Dow & Dupont Merger is bound to cause a chemical reaction on Capitol Hill

Last week’s announcement by Dow and Dupont that they would merge in a deal that would value the newly combined entity at over USD 120bn is bound to cause yet more consternation on Capitol Hill in Washington as articles begin to emerge about the proposed tax efficiencies this will generate for the new entity.  Tax efficiencies and large US-based multi-national companies are becoming a sore point for policy makers, both in the US, who see their corporate tax dollars being reduced, and for the governments of countries where corporate tax rates are lower and whom are seeing themselves on the wrong end of the deal from the US perspective.

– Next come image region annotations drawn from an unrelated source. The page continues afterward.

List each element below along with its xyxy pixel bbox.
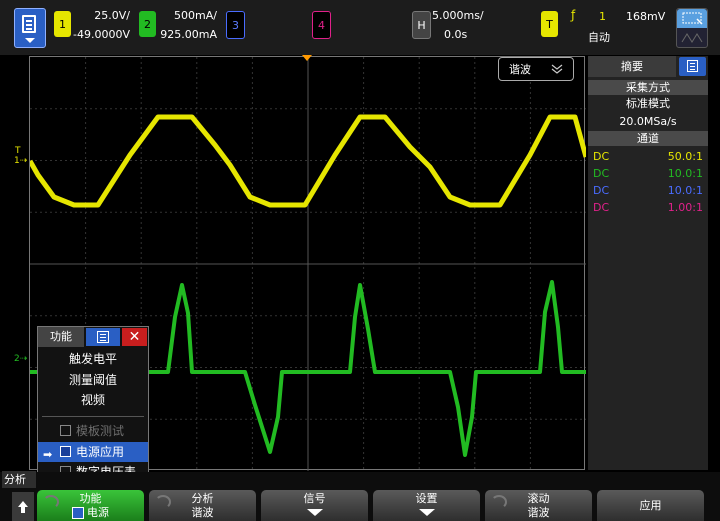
chevron-double-down-icon: [551, 64, 563, 74]
summary-tab[interactable]: 摘要: [588, 56, 676, 77]
arrow-down-icon: [418, 509, 435, 516]
channel-probe-row: DC 1.00:1: [593, 199, 703, 216]
channel-1-ground-marker[interactable]: 1⇢: [14, 156, 27, 166]
softkey-settings[interactable]: 设置: [373, 490, 480, 521]
channel-probe-ratio: 1.00:1: [667, 201, 703, 214]
trigger-level: 168mV: [626, 10, 666, 23]
channel-1-button[interactable]: 1: [54, 11, 71, 37]
rising-edge-icon: ƒ: [571, 8, 576, 22]
popup-title: 功能: [38, 327, 84, 347]
checkbox: [60, 446, 71, 457]
timebase: 5.000ms/: [432, 9, 484, 22]
channel-probe-row: DC 10.0:1: [593, 165, 703, 182]
arrow-down-icon: [306, 509, 323, 516]
softkey-signal[interactable]: 信号: [261, 490, 368, 521]
function-popup-menu: 功能 ✕ 触发电平 测量阈值 视频 模板测试 ➡ 电源应用 数字电压表: [37, 326, 149, 486]
channel-1-offset: -49.0000V: [73, 28, 130, 41]
main-menu-button[interactable]: [14, 8, 46, 48]
checkbox-icon: [72, 507, 84, 519]
trigger-source: 1: [599, 10, 606, 23]
menu-name-tag: 分析: [2, 471, 36, 488]
checkbox: [60, 425, 71, 436]
zoom-button[interactable]: [676, 8, 708, 48]
trigger-position-marker: [302, 55, 312, 61]
trigger-level-marker: T: [15, 146, 21, 156]
trigger-mode: 自动: [588, 31, 610, 44]
channel-1-settings: 25.0V/ -49.0000V: [72, 6, 130, 44]
waveform-icon: [681, 33, 703, 43]
horizontal-settings: 5.000ms/ 0.0s: [432, 6, 486, 44]
acquisition-mode: 标准模式: [626, 97, 670, 110]
channel-section-header: 通道: [588, 131, 708, 146]
rotary-knob-icon: [43, 495, 59, 509]
panel-menu-button[interactable]: [679, 57, 706, 76]
channel-3-button[interactable]: 3: [226, 11, 245, 39]
list-icon: [687, 60, 698, 72]
menu-item-power-application[interactable]: ➡ 电源应用: [38, 442, 148, 462]
channel-probe-ratio: 50.0:1: [667, 150, 703, 163]
channel-coupling: DC: [593, 201, 610, 214]
sample-rate: 20.0MSa/s: [619, 115, 677, 128]
channel-coupling: DC: [593, 150, 610, 163]
mode-label: 谐波: [509, 63, 531, 76]
channel-4-button[interactable]: 4: [312, 11, 331, 39]
channel-coupling: DC: [593, 167, 610, 180]
horizontal-button[interactable]: H: [412, 11, 431, 39]
close-button[interactable]: ✕: [122, 328, 147, 346]
channel-probe-ratio: 10.0:1: [667, 167, 703, 180]
acquisition-section-header: 采集方式: [588, 80, 708, 95]
menu-item-trigger-level[interactable]: 触发电平: [38, 349, 148, 369]
channel-1-trace: [30, 114, 586, 208]
list-icon: [97, 331, 109, 343]
channel-1-scale: 25.0V/: [94, 9, 130, 22]
channel-2-offset: 925.00mA: [160, 28, 217, 41]
softkey-apply[interactable]: 应用: [597, 490, 704, 521]
trigger-button[interactable]: T: [541, 11, 558, 37]
delay: 0.0s: [444, 28, 468, 41]
zoom-icon: [677, 9, 707, 28]
status-bar: 1 25.0V/ -49.0000V 2 500mA/ 925.00mA 3 4…: [0, 0, 720, 55]
rotary-knob-icon: [155, 495, 171, 509]
channel-2-button[interactable]: 2: [139, 11, 156, 37]
back-button[interactable]: [12, 492, 34, 521]
softkey-function[interactable]: 功能 电源: [37, 490, 144, 521]
channel-2-settings: 500mA/ 925.00mA: [157, 6, 217, 44]
mode-selector[interactable]: 谐波: [498, 57, 574, 81]
softkey-analysis[interactable]: 分析 谐波: [149, 490, 256, 521]
menu-item-measure-threshold[interactable]: 测量阈值: [38, 370, 148, 390]
channel-2-ground-marker[interactable]: 2⇢: [14, 354, 27, 364]
channel-coupling: DC: [593, 184, 610, 197]
close-icon: ✕: [128, 329, 141, 345]
popup-list-button[interactable]: [86, 328, 120, 346]
channel-probe-ratio: 10.0:1: [667, 184, 703, 197]
rotary-knob-icon: [491, 495, 507, 509]
channel-2-scale: 500mA/: [174, 9, 217, 22]
menu-item-mask-test: 模板测试: [38, 421, 148, 441]
channel-probe-row: DC 50.0:1: [593, 148, 703, 165]
menu-icon: [22, 15, 36, 33]
menu-divider: [42, 416, 144, 417]
summary-panel: 摘要 采集方式 标准模式 20.0MSa/s 通道 DC 50.0:1 DC 10.0…: [588, 56, 708, 470]
menu-item-video[interactable]: 视频: [38, 390, 148, 410]
channel-probe-row: DC 10.0:1: [593, 182, 703, 199]
softkey-scroll[interactable]: 滚动 谐波: [485, 490, 592, 521]
caret-down-icon: [25, 38, 35, 43]
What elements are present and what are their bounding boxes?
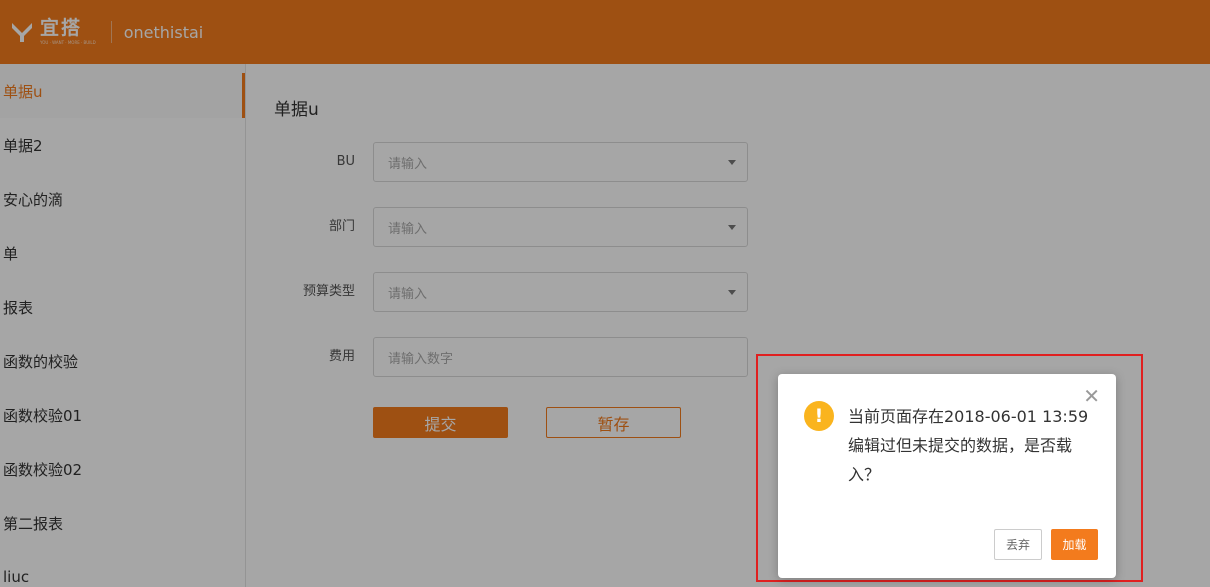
- discard-button[interactable]: 丢弃: [994, 529, 1042, 560]
- warning-icon: !: [804, 401, 834, 431]
- load-button[interactable]: 加载: [1051, 529, 1098, 560]
- restore-draft-dialog: ✕ ! 当前页面存在2018-06-01 13:59编辑过但未提交的数据，是否载…: [778, 374, 1116, 578]
- dialog-message: 当前页面存在2018-06-01 13:59编辑过但未提交的数据，是否载入？: [848, 407, 1089, 484]
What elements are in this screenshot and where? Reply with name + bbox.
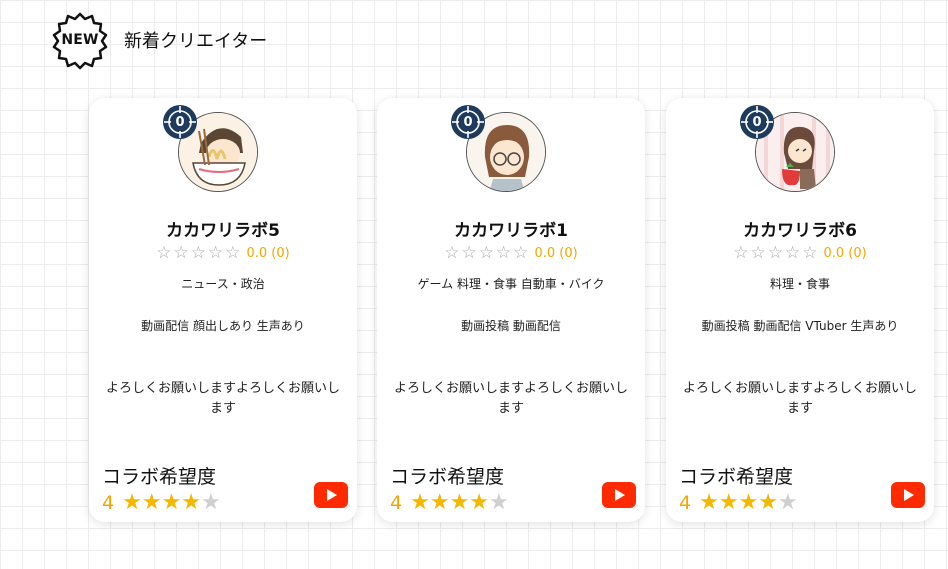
new-badge: NEW — [50, 10, 110, 70]
empty-star-icon: ☆ — [785, 243, 801, 263]
activity-list: 動画投稿 動画配信 — [461, 319, 561, 333]
empty-star-icon: ★ — [201, 490, 221, 515]
empty-star-icon: ☆ — [444, 243, 460, 263]
rating-row: ☆ ☆ ☆ ☆ ☆ 0.0 (0) — [89, 244, 357, 262]
activity-list: 動画配信 顔出しあり 生声あり — [141, 319, 305, 333]
empty-star-icon: ☆ — [190, 243, 206, 263]
youtube-link-button[interactable] — [891, 482, 925, 508]
collab-score-value: 4 — [679, 492, 692, 514]
empty-star-icon: ☆ — [225, 243, 241, 263]
creator-name[interactable]: カカワリラボ1 — [377, 216, 645, 241]
filled-star-icon: ★ — [181, 490, 202, 515]
creator-card[interactable]: 0 カカワリラボ1 ☆ ☆ ☆ ☆ ☆ 0.0 (0) ゲーム 料理・食事 自動… — [377, 98, 645, 522]
creator-card[interactable]: 0 カカワリラボ5 ☆ ☆ ☆ ☆ ☆ 0.0 (0) ニュース・政治 動画配信… — [89, 98, 357, 522]
rating-row: ☆ ☆ ☆ ☆ ☆ 0.0 (0) — [377, 244, 645, 262]
empty-star-icon: ☆ — [173, 243, 189, 263]
collab-score-value: 4 — [102, 492, 115, 514]
filled-star-icon: ★ — [122, 490, 142, 515]
empty-star-icon: ☆ — [733, 243, 749, 263]
rating-text: 0.0 (0) — [823, 245, 867, 261]
empty-star-icon: ☆ — [156, 243, 172, 263]
empty-star-icon: ☆ — [461, 243, 477, 263]
empty-star-icon: ☆ — [802, 243, 818, 263]
activity-list: 動画投稿 動画配信 VTuber 生声あり — [701, 319, 899, 333]
collab-label: コラボ希望度 — [679, 466, 794, 488]
youtube-link-button[interactable] — [602, 482, 636, 508]
genre-list: 料理・食事 — [769, 277, 830, 291]
new-badge-label: NEW — [61, 32, 99, 48]
empty-star-icon: ☆ — [478, 243, 494, 263]
filled-star-icon: ★ — [429, 490, 450, 515]
empty-star-icon: ★ — [489, 490, 509, 515]
creator-name[interactable]: カカワリラボ6 — [666, 216, 934, 241]
rank-badge: 0 — [450, 104, 486, 140]
collab-label: コラボ希望度 — [102, 466, 217, 488]
filled-star-icon: ★ — [718, 490, 739, 515]
empty-star-icon: ☆ — [208, 243, 224, 263]
filled-star-icon: ★ — [410, 490, 430, 515]
youtube-icon — [891, 482, 925, 508]
rank-badge: 0 — [739, 104, 775, 140]
collab-label: コラボ希望度 — [390, 466, 505, 488]
creator-bio: よろしくお願いしますよろしくお願いします — [682, 381, 917, 416]
creator-name[interactable]: カカワリラボ5 — [89, 216, 357, 241]
filled-star-icon: ★ — [758, 490, 779, 515]
creator-bio: よろしくお願いしますよろしくお願いします — [393, 381, 628, 416]
section-title: 新着クリエイター — [124, 31, 268, 52]
youtube-link-button[interactable] — [314, 482, 348, 508]
creator-card[interactable]: 0 カカワリラボ6 ☆ ☆ ☆ ☆ ☆ 0.0 (0) 料理・食事 動画投稿 動… — [666, 98, 934, 522]
rating-row: ☆ ☆ ☆ ☆ ☆ 0.0 (0) — [666, 244, 934, 262]
empty-star-icon: ★ — [778, 490, 798, 515]
filled-star-icon: ★ — [449, 490, 470, 515]
collab-score: 4 ★ ★ ★ ★ ★ — [679, 491, 798, 515]
creator-bio: よろしくお願いしますよろしくお願いします — [105, 381, 340, 416]
youtube-icon — [602, 482, 636, 508]
collab-score: 4 ★ ★ ★ ★ ★ — [390, 491, 509, 515]
empty-star-icon: ☆ — [750, 243, 766, 263]
filled-star-icon: ★ — [161, 490, 182, 515]
empty-star-icon: ☆ — [767, 243, 783, 263]
section-header: NEW 新着クリエイター — [50, 10, 267, 70]
rank-number: 0 — [463, 114, 473, 130]
filled-star-icon: ★ — [738, 490, 759, 515]
rank-badge: 0 — [162, 104, 198, 140]
empty-star-icon: ☆ — [513, 243, 529, 263]
rank-number: 0 — [752, 114, 762, 130]
rank-number: 0 — [175, 114, 185, 130]
rating-text: 0.0 (0) — [246, 245, 290, 261]
youtube-icon — [314, 482, 348, 508]
rating-text: 0.0 (0) — [534, 245, 578, 261]
collab-score-value: 4 — [390, 492, 403, 514]
genre-list: ゲーム 料理・食事 自動車・バイク — [417, 277, 605, 291]
filled-star-icon: ★ — [141, 490, 162, 515]
filled-star-icon: ★ — [699, 490, 719, 515]
empty-star-icon: ☆ — [496, 243, 512, 263]
collab-score: 4 ★ ★ ★ ★ ★ — [102, 491, 221, 515]
genre-list: ニュース・政治 — [181, 277, 265, 291]
filled-star-icon: ★ — [469, 490, 490, 515]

Unlike the Pfizer/Allergan deal, where the new entity will end up with its corporate HQ based in Ireland, the Dow/Dupont deal will see the new entity remaining as a US-based corporate but it will reportedly take advantage of the tax free treatment of the spin-offs that will be carried out after the initial deal. It is believed that ultimately Dow and Dupont will spin off as separate listed companies, the agriculture, materials and speciality products businesses, and whilst no figures are being talked about, you have to assume that the tax savings are sufficient enough over and above any synergistic savings to make such a complex and costly (in terms of advisor fees) process worthwhile for the boards and the shareholders.

Given that 2016 is a US election year and neither the Democrats or Republicans like losing corporate tax dollars, I would not be surprised if US legislators start looking much more closely at the M&A activity of their largest corporates in order to close off some of the rather large tax loopholes!